Die Ablenkung schien in vielen Ländern ausgesprochen willkommen, nachdem über einen langen Winter der Alltag von einer Pandemie geprägt war, in der Politikern aller Couleur irgendwann der Kompass verloren ging. Ein durch positive Emotionen übermitteltes Seelenheil fließt erstmal in keine Statistik ein, aber einen erhellenden Effekt auf die Psyche kann niemand negieren, der es erlebt hat. Nur weil der deutsche Freudentaumel ausgeblieben ist, muss das nicht gleich verdammt werden.
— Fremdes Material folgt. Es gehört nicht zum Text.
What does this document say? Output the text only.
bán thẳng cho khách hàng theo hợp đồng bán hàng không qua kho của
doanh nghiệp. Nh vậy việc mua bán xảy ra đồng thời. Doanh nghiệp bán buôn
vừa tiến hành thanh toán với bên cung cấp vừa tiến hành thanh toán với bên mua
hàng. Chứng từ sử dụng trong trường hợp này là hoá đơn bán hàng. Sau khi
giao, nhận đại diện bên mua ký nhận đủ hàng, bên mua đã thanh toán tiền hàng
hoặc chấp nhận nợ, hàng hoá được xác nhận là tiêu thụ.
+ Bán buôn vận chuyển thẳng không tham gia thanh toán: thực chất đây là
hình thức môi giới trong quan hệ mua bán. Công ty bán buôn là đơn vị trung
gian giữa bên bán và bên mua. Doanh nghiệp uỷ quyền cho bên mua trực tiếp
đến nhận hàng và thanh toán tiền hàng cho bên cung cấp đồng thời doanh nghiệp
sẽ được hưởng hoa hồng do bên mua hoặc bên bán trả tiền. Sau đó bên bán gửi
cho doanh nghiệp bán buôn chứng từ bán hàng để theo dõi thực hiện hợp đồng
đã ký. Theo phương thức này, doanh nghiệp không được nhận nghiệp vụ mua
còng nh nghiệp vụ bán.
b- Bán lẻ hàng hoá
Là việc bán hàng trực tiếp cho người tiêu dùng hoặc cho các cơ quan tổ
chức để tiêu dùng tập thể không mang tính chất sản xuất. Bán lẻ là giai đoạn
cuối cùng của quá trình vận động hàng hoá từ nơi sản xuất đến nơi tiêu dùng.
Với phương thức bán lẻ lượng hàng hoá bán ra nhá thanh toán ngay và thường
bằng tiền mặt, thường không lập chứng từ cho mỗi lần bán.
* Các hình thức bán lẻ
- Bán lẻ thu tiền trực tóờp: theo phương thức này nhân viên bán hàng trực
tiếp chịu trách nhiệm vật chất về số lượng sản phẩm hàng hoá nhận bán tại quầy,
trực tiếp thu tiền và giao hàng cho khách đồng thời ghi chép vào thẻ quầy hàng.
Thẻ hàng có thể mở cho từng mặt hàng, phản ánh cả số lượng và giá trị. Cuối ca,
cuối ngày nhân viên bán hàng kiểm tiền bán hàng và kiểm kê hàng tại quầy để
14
Die notgedrungen um ein Jahr verschobene EM 2020 war ein waghalsiger Großversuch. Natürlich gelenkt von geschäftlichen Interessen, denn Spiele vor Publikum verkaufen sich halt besser. Und die Erlöse aus dem Ticketverkauf sind bei Gesamteinnahmen von mehr als zwei Milliarden Euro - das Gros durch den Verkauf der Medienrechte - nicht völlig zu verachten. Die Uefa verpasste es, eine verbindliche Vorgabe an maximaler Stadionauslastung festzusetzen. Auch wenn beispielsweise in Budapest nur Geimpfte, Genesene und Getestete streng kontrolliert in die Puskas-Arena strömten: Dort Spiele vor ausverkauftem Haus zu veranstalten, vermittelte falsche, verstörende Signale.

Immerhin: Die Idee der paneuropäischen EM ist Geschichte

Uefa-Chef Aleksander Ceferin hat immerhin deutlich gemacht, dass das Modell einer paneuropäischen EM gescheitert ist. Es war die fixe Idee seines Vorgängers Michel Platini, der unter ganz anderen Umständen dem Turnier diese Idee vor neun Jahren überstülpte. Ceferin ließ nicht unerwähnt, dass die grenzwertigen Reisebewegungen - allein die Schweiz legte mehr als 15 000 Flugkilometer zurück - teils einen Wettbewerbsnachteil bedeuteten. Zum einen wurden damit auch alle Nachhaltigkeitsbemühungen torpediert.

Zum anderen hat sich gezeigt, dass echte Turnieratmosphäre eben nur entsteht, wenn die EM auf ein Land oder eine Region beschränkt ist. Insofern kann die Vergabe der EM 2024 nach Deutschland die Chance sein, aus vielen Fehlern zu lernen und unvergessliche Erinnerungen zu erzeugen, ohne dafür unverantwortliche Gefahren einzugehen.